Israel Study Abroad Trip Enlightens Students
"Safe. Amazing. Hummus."
These are the three words HIU student Luke Patrick used to summarize his two week study abroad trip in Israel at Nazareth Evangelical Theological Seminary (NETS). The first two words might make perfect sense, but, hummus? “Israel has a lot of things to offer,” Patrick said, “and the experiences were all great, including the food. We had the best hummus in Israel and every place made it fresh. It was delicious.”
Patrick, along with fellow students David Scotti and Brian Yoou, experienced a winter J-Term course called “Christianity and Islam” at NETS that all three students agree was incredible. “We had some classroom time with lectures and such but we also did a lot of traveling to historical sites and learning on the spot,” said Scotti. Yoou said one of the NETS professors took the students to places like the Sea of Galilee, the Dead Sea, Jericho, and Mount Tabor. “The land is so rich with ancient history and this was evident almost everywhere we went,” said Patrick.
Indeed, from their room in Nazareth they could walk for 20 minutes and be at the Mount of Precipice, which is mentioned in Luke 4. They visited places that are traditionally believed to be where Christ preached the Sermon on the Mount and where he fed the 4,000. One of the main regrets each student had was not being able to stay in Israel longer. “Someone could spend three weeks in Jerusalem alone and not see everything,” said Scotti.
Dr.
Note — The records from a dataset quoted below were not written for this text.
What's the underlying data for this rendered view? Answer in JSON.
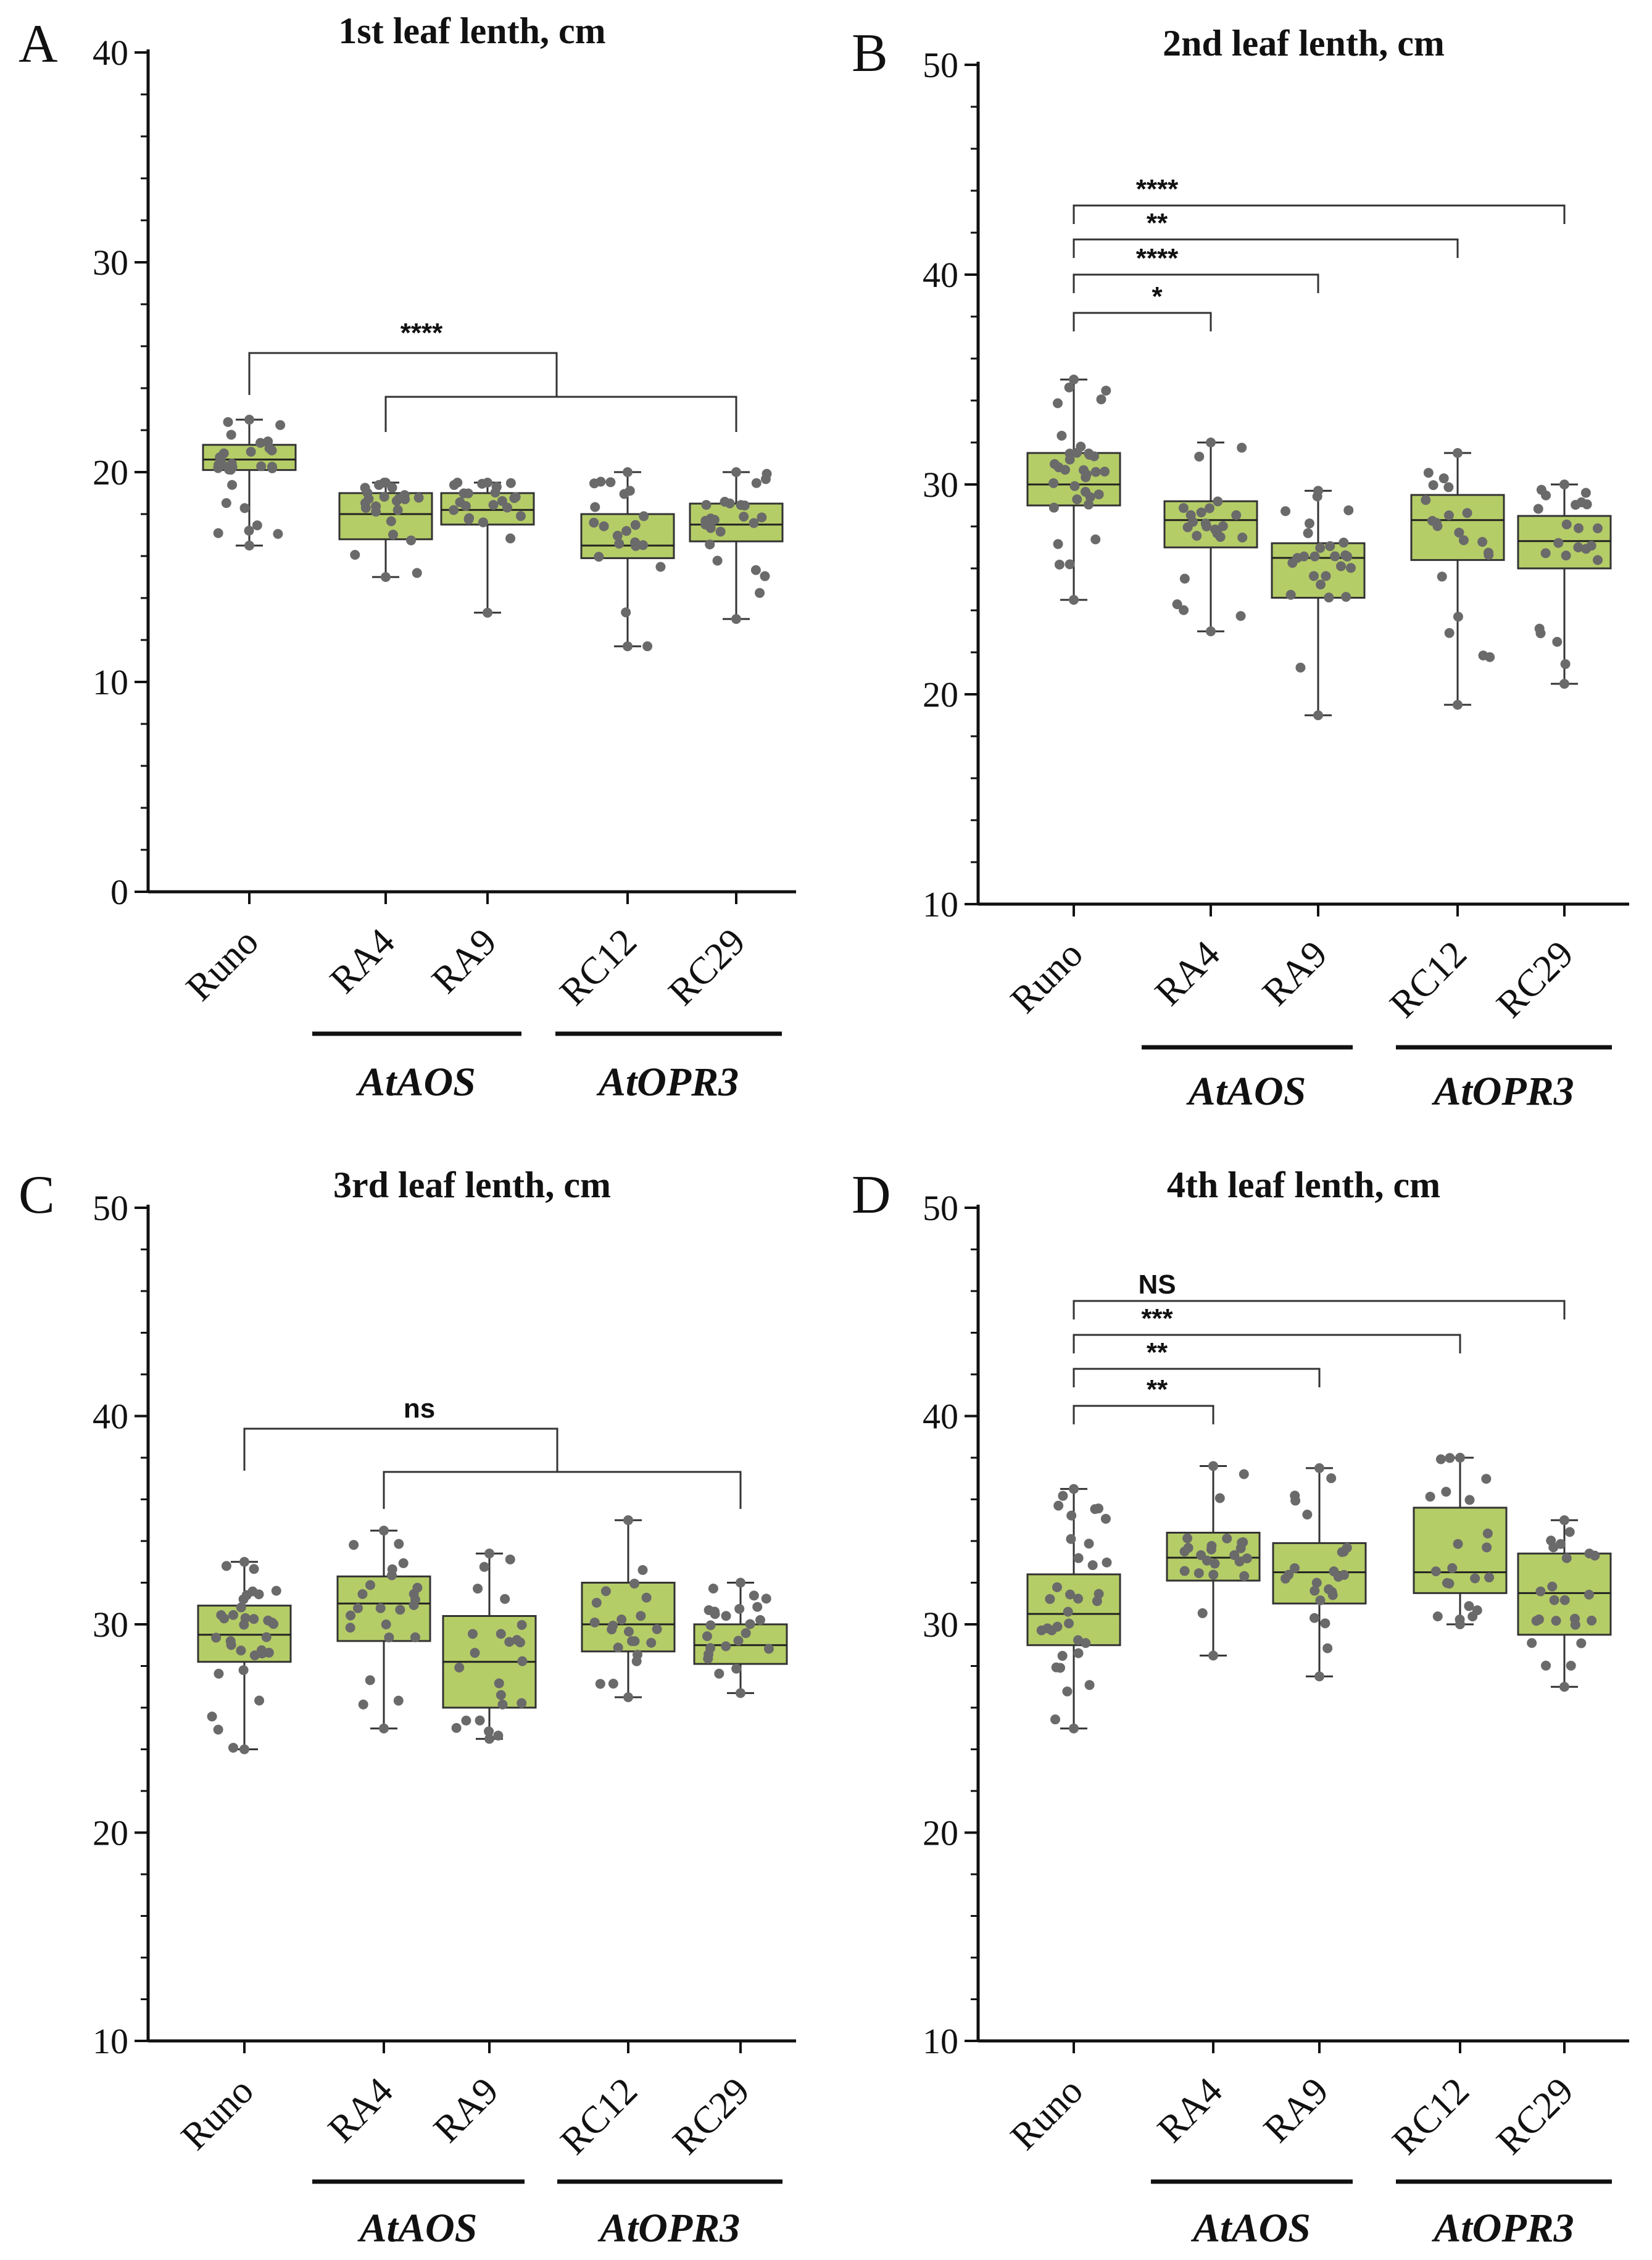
{
  "chart_data": [
    {
      "type": "box",
      "panel": "A",
      "title": "1st leaf lenth, cm",
      "ylim": [
        0,
        40
      ],
      "yticks": [
        0,
        10,
        20,
        30,
        40
      ],
      "categories": [
        "Runo",
        "RA4",
        "RA9",
        "RC12",
        "RC29"
      ],
      "groups": [
        {
          "label": "AtAOS",
          "members": [
            "RA4",
            "RA9"
          ]
        },
        {
          "label": "AtOPR3",
          "members": [
            "RC12",
            "RC29"
          ]
        }
      ],
      "series": [
        {
          "name": "Runo",
          "min": 16.5,
          "q1": 20.1,
          "median": 20.6,
          "q3": 21.3,
          "max": 22.5,
          "n": 30
        },
        {
          "name": "RA4",
          "min": 15.0,
          "q1": 16.8,
          "median": 18.0,
          "q3": 19.0,
          "max": 19.5,
          "n": 24
        },
        {
          "name": "RA9",
          "min": 13.3,
          "q1": 17.5,
          "median": 18.2,
          "q3": 19.0,
          "max": 19.5,
          "n": 24
        },
        {
          "name": "RC12",
          "min": 11.7,
          "q1": 15.9,
          "median": 16.5,
          "q3": 18.0,
          "max": 20.0,
          "n": 22
        },
        {
          "name": "RC29",
          "min": 13.0,
          "q1": 16.7,
          "median": 17.5,
          "q3": 18.5,
          "max": 20.0,
          "n": 24
        }
      ],
      "annotations": [
        {
          "type": "group-bracket",
          "from": "Runo",
          "to": [
            "RA4",
            "RC29"
          ],
          "label": "****"
        }
      ]
    },
    {
      "type": "box",
      "panel": "B",
      "title": "2nd leaf lenth, cm",
      "ylim": [
        10,
        50
      ],
      "yticks": [
        10,
        20,
        30,
        40,
        50
      ],
      "categories": [
        "Runo",
        "RA4",
        "RA9",
        "RC12",
        "RC29"
      ],
      "groups": [
        {
          "label": "AtAOS",
          "members": [
            "RA4",
            "RA9"
          ]
        },
        {
          "label": "AtOPR3",
          "members": [
            "RC12",
            "RC29"
          ]
        }
      ],
      "series": [
        {
          "name": "Runo",
          "min": 24.5,
          "q1": 29.0,
          "median": 30.0,
          "q3": 31.5,
          "max": 35.0,
          "n": 34
        },
        {
          "name": "RA4",
          "min": 23.0,
          "q1": 27.0,
          "median": 28.3,
          "q3": 29.2,
          "max": 32.0,
          "n": 24
        },
        {
          "name": "RA9",
          "min": 19.0,
          "q1": 24.6,
          "median": 26.5,
          "q3": 27.2,
          "max": 29.7,
          "n": 26
        },
        {
          "name": "RC12",
          "min": 19.5,
          "q1": 26.4,
          "median": 28.3,
          "q3": 29.5,
          "max": 31.5,
          "n": 22
        },
        {
          "name": "RC29",
          "min": 20.5,
          "q1": 26.0,
          "median": 27.3,
          "q3": 28.5,
          "max": 30.0,
          "n": 24
        }
      ],
      "annotations": [
        {
          "type": "pair-bracket",
          "from": "Runo",
          "to": "RA4",
          "label": "*"
        },
        {
          "type": "pair-bracket",
          "from": "Runo",
          "to": "RA9",
          "label": "****"
        },
        {
          "type": "pair-bracket",
          "from": "Runo",
          "to": "RC12",
          "label": "**"
        },
        {
          "type": "pair-bracket",
          "from": "Runo",
          "to": "RC29",
          "label": "****"
        }
      ]
    },
    {
      "type": "box",
      "panel": "C",
      "title": "3rd leaf lenth, cm",
      "ylim": [
        10,
        50
      ],
      "yticks": [
        10,
        20,
        30,
        40,
        50
      ],
      "categories": [
        "Runo",
        "RA4",
        "RA9",
        "RC12",
        "RC29"
      ],
      "groups": [
        {
          "label": "AtAOS",
          "members": [
            "RA4",
            "RA9"
          ]
        },
        {
          "label": "AtOPR3",
          "members": [
            "RC12",
            "RC29"
          ]
        }
      ],
      "series": [
        {
          "name": "Runo",
          "min": 24.0,
          "q1": 28.2,
          "median": 29.5,
          "q3": 30.9,
          "max": 33.0,
          "n": 34
        },
        {
          "name": "RA4",
          "min": 25.0,
          "q1": 29.2,
          "median": 31.0,
          "q3": 32.3,
          "max": 34.5,
          "n": 24
        },
        {
          "name": "RA9",
          "min": 24.5,
          "q1": 26.0,
          "median": 28.2,
          "q3": 30.4,
          "max": 33.4,
          "n": 24
        },
        {
          "name": "RC12",
          "min": 26.5,
          "q1": 28.7,
          "median": 30.0,
          "q3": 32.0,
          "max": 35.0,
          "n": 22
        },
        {
          "name": "RC29",
          "min": 26.7,
          "q1": 28.1,
          "median": 29.0,
          "q3": 30.0,
          "max": 32.0,
          "n": 24
        }
      ],
      "annotations": [
        {
          "type": "group-bracket",
          "from": "Runo",
          "to": [
            "RA4",
            "RC29"
          ],
          "label": "ns"
        }
      ]
    },
    {
      "type": "box",
      "panel": "D",
      "title": "4th leaf lenth, cm",
      "ylim": [
        10,
        50
      ],
      "yticks": [
        10,
        20,
        30,
        40,
        50
      ],
      "categories": [
        "Runo",
        "RA4",
        "RA9",
        "RC12",
        "RC29"
      ],
      "groups": [
        {
          "label": "AtAOS",
          "members": [
            "RA4",
            "RA9"
          ]
        },
        {
          "label": "AtOPR3",
          "members": [
            "RC12",
            "RC29"
          ]
        }
      ],
      "series": [
        {
          "name": "Runo",
          "min": 25.0,
          "q1": 29.0,
          "median": 30.5,
          "q3": 32.4,
          "max": 36.5,
          "n": 34
        },
        {
          "name": "RA4",
          "min": 28.5,
          "q1": 32.1,
          "median": 33.2,
          "q3": 34.4,
          "max": 37.6,
          "n": 24
        },
        {
          "name": "RA9",
          "min": 27.5,
          "q1": 31.0,
          "median": 32.5,
          "q3": 33.9,
          "max": 37.5,
          "n": 24
        },
        {
          "name": "RC12",
          "min": 30.0,
          "q1": 31.5,
          "median": 32.5,
          "q3": 35.6,
          "max": 38.0,
          "n": 22
        },
        {
          "name": "RC29",
          "min": 27.0,
          "q1": 29.5,
          "median": 31.5,
          "q3": 33.4,
          "max": 35.0,
          "n": 24
        }
      ],
      "annotations": [
        {
          "type": "pair-bracket",
          "from": "Runo",
          "to": "RA4",
          "label": "**"
        },
        {
          "type": "pair-bracket",
          "from": "Runo",
          "to": "RA9",
          "label": "**"
        },
        {
          "type": "pair-bracket",
          "from": "Runo",
          "to": "RC12",
          "label": "***"
        },
        {
          "type": "pair-bracket",
          "from": "Runo",
          "to": "RC29",
          "label": "NS"
        }
      ]
    }
  ]
}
David Matson, Professor of Biblical Studies at HIU believes that being in the context of the homeland of Jesus makes the material in the Bible more accessible. “To be on the Sea of Galilee and to look at the shore and try to visualize seeing Jesus walking on the shore, just does something, I think, to your faith,” Matson said. “It makes it more real.” He explained that when we read the Bible, we try to imagine the locations mentioned in Scripture. For these three HIU students, Matson explained, “those pictures have been replaced by reality.”
Experiences like these are part of the reason why Matson would like to see students at NETS each semester. He believes this is a once in a lifetime opportunity for many students and that they should take advantage of it. “I wish this program was in place when I was a student,” he added.
The requirements for students to study at NETS during J-Term include being close to a junior class standing or above and having approximately a 3.0 GPA. A semester long program is also available for Biblical Studies and preaching majors.
“I would absolutely recommend this trip to other students,” Scotti said. “Not only is Israel a fun place to go visit, but my experience at NETS was very positive and I felt as though I had become a part of their family. The faculty and staff really went out of their way to accommodate us, and they would do the same for other HIU students traveling there.”